ハルは目を丸くしたあと、なぜ俺があわてたのかをやっと察したらしい。顔を赤くして、けれど、それには触れずに言った。
「防弾ベストは、そのまま身につけてください」
俺は防弾ベストを身につけようとしたが、結局、ハルに手伝ってもらう羽目になった。
「ハルは眼鏡をかけなくてもいいのか?」
「わたしには見えていますから」
ああ、そうか。おそらくハルの網膜に、この眼鏡に映るのと同じものが見えているのだろう。

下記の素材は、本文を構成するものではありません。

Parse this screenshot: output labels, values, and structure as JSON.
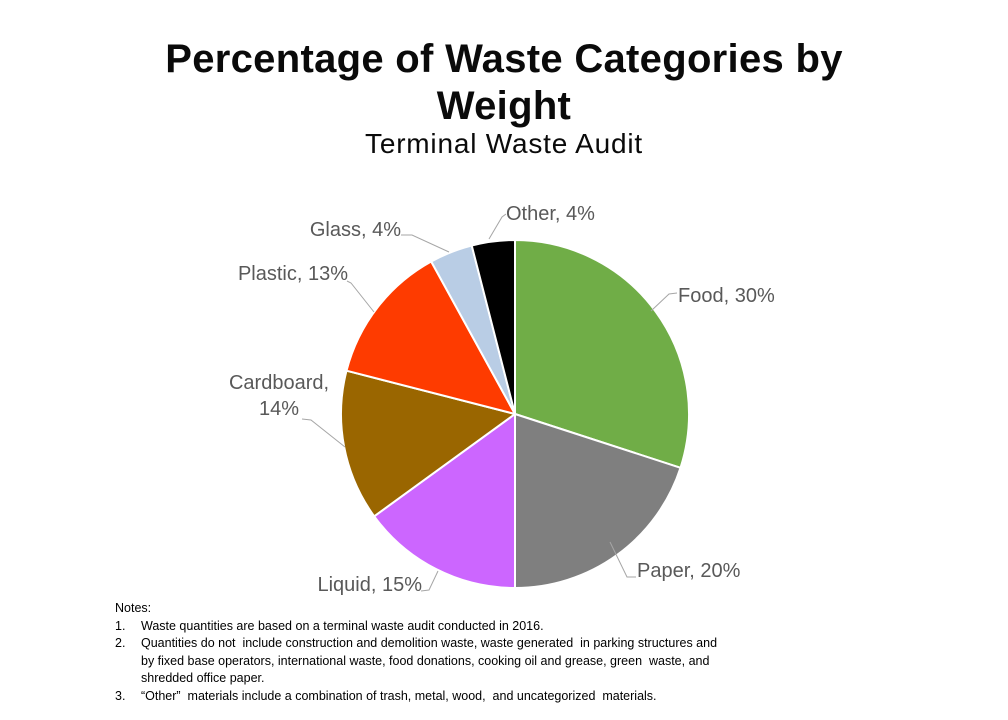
{
  "header": {
    "title_lines": [
      "Percentage of Waste Categories by",
      "Weight"
    ],
    "subtitle": "Terminal Waste Audit"
  },
  "chart_data": {
    "type": "pie",
    "title": "Percentage of Waste Categories by Weight",
    "subtitle": "Terminal Waste Audit",
    "categories": [
      "Food",
      "Paper",
      "Liquid",
      "Cardboard",
      "Plastic",
      "Glass",
      "Other"
    ],
    "values": [
      30,
      20,
      15,
      14,
      13,
      4,
      4
    ],
    "unit": "%",
    "labels": [
      "Food, 30%",
      "Paper, 20%",
      "Liquid, 15%",
      "Cardboard, 14%",
      "Plastic, 13%",
      "Glass, 4%",
      "Other, 4%"
    ],
    "colors": [
      "#70AD47",
      "#7F7F7F",
      "#CC66FF",
      "#9A6600",
      "#FE3B00",
      "#B9CDE5",
      "#000000"
    ],
    "slice_border_color": "#FFFFFF",
    "label_color": "#595959",
    "leader_line_color": "#A6A6A6",
    "start_angle_deg": 0,
    "direction": "clockwise",
    "legend": "none"
  },
  "notes": {
    "heading": "Notes:",
    "items": [
      {
        "number": "1.",
        "lines": [
          "Waste quantities are based on a terminal waste audit conducted in 2016."
        ]
      },
      {
        "number": "2.",
        "lines": [
          "Quantities do not  include construction and demolition waste, waste generated  in parking structures and",
          "by fixed base operators, international waste, food donations, cooking oil and grease, green  waste, and",
          "shredded office paper."
        ]
      },
      {
        "number": "3.",
        "lines": [
          "“Other”  materials include a combination of trash, metal, wood,  and uncategorized  materials."
        ]
      }
    ]
  }
}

公園のときもそうだったが、バイオロイド的な行動をみせることで、あらためて彼女が人間ではないと気づかされてしまう。それくらい彼女は、人間らしくて、そして、俺にとって――
装備が整うと、ハルは「行きましょう」と言って、南口に向けて歩き出した。
人ごみを縫いながらハルの後を追う。
「ライナス、さっき言っていた実行部隊というのは、この画面だとどれのことを指すんです?」
「画面にはまだ表示されていない。実行部隊はいわゆるアセット、つまりCIA外部の人員から構成され、非公式活動を主としている。つまり、基本的には今回指揮を執るウォルター・ナッシュ作戦副部長および、彼の周辺の数名しか把握していない。実行部隊が動き出す際、その作戦は公式上記録されないよう、監視カメラも切られるだろう」
なんだよ、それって相当ヤバいことを、CIAみずから自覚したうえでやろうとしているってことかよ。
「CIAは、我々に実行部隊のことを伝えてはいない。つまり、表向きには我々は、実行部隊が動いている以前に、その存在すら知らないことになっている。CIAの数名以外に知られていない、極秘で動く部隊だ。このことが意味することは、
――警視庁は当然として、我々やZOEをも含めて、キリシマ・ハルナさんの確保を、CIA側が出し抜こうとしているということだ」
「出し抜く? なぜ?」
「CIAは、我々がなにを行おうとしているのか――つまり、この世界を見捨てて君たちの世界を救うという目的――は、正確には把握してはいないはずだ。だが、我々とZOEに今後も勝手な動きをさせないためにも、CIAは表向きには不明というかたちで、キリシマ・ハルナさんを回収し、「人質」として我々の行動を制限してくるだろう。そのようなことは、絶対にさせてはならない」
「……それって、実行部隊が動き出す前にカタをつけたところで、安心できないってことですか?」
「ああ、その通りだ。しかし、我々にはZOEがいる。まずは危険度の高い実行部隊が動き出した際について伝えておこう。CIAとは通信を遮断したうえで、そのディスプレイに位置が表示されるよう準備してある。が、いまは、なにも無いことを祈るのみだ」
「磯野さん、わたしたちの前方二〇メートルに榛名さんと松田さんがいます」
ハルは、俺の右側にくるよう歩く速度を落としてから、耳元で囁いた。
俺は前方を見ると、目の前を流れる人の波の隙間から、南口手前にキャスケット帽を被った後ろ姿を見とめた。
「榛名!」
「磯野さん、なにかおかしいです」
「おかしい?」
「ゴーディアン・ノットが仕掛けるなら、屋外、しかも、周囲にあるビルからの狙撃が理想的なはずです。けれど、このままではCIA側に有利な駅構内に入られてしまう」
「けど、狙撃をするなら榛名を殺してしまうことになって、収束が起こってしまうんじゃ――」
「二つの可能性があります。複数の狙撃手により、何度も彼女を狙撃をして、彼らの目的を果たそうとするか――」
彼らの目的…………それって、死ぬまで殺し続けるってことか。